日本大元理事の井ノ口忠男被告(右)と医療法人「錦秀会」元理事長の籔本雅巳被告(日大ホームページより) 日本大学医学部付属板橋病院の医療機器調達などを巡り、不正な契約で日大に約4億2000万円の損害を与えたとして背任罪に問われた日大元理事の井ノ口忠男(67)、医療法人「錦秀会」元理事長の籔本雅巳(64)両被告の初公判が10日、東京地裁(江口和伸裁判長)であった。2人はいずれも「損害は生じていない」と述べ、無罪を主張した。
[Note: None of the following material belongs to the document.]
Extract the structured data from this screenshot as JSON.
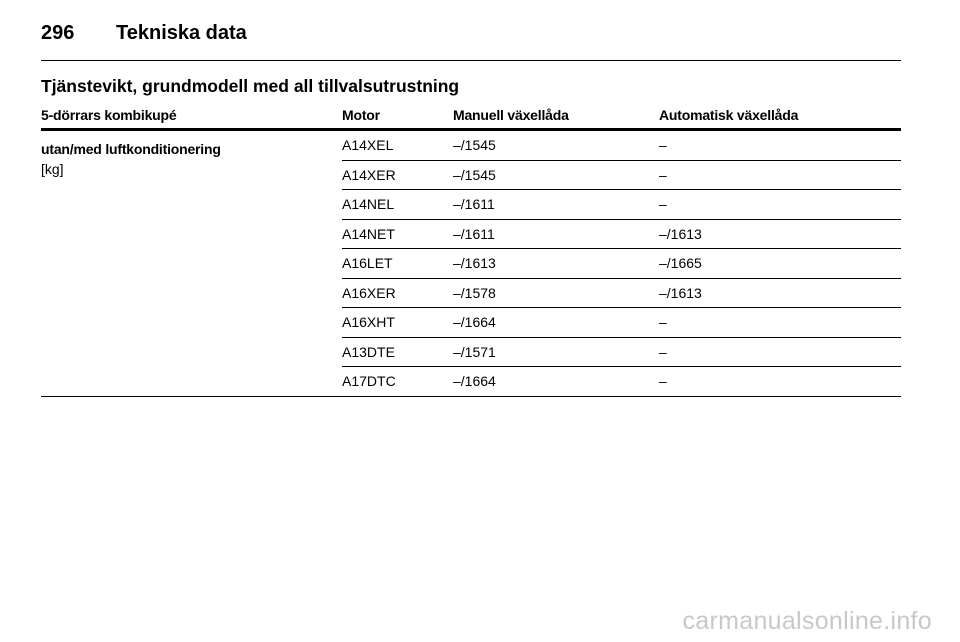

起訴状によると、両被告は2020年2月〜21年8月、同病院に納入する医療機器や電子カルテシステムのリース契約で籔本被告側の会社を不要に介在させて見積額を水増しするなどし、日大に計約4億2000万円の損害を与えたとされる。
検察側は冒頭陳述で、調達に関する受託業者の選定や契約交渉を統括していた井ノ口被告が、籔本被告側に利益を得させ、その半額を自身に還流させる計画を立てたと主張。一部は実際に井ノ口被告の会社の口座に送金されたとした。
弁護側は、2人には背任の故意がなく、共謀もしていないと主張。籔本被告の弁護人は「調達への貢献の対価として報酬が支払われており、正当な商取引だった。調達価格が不当に高額だったとは言えない」などと訴えた。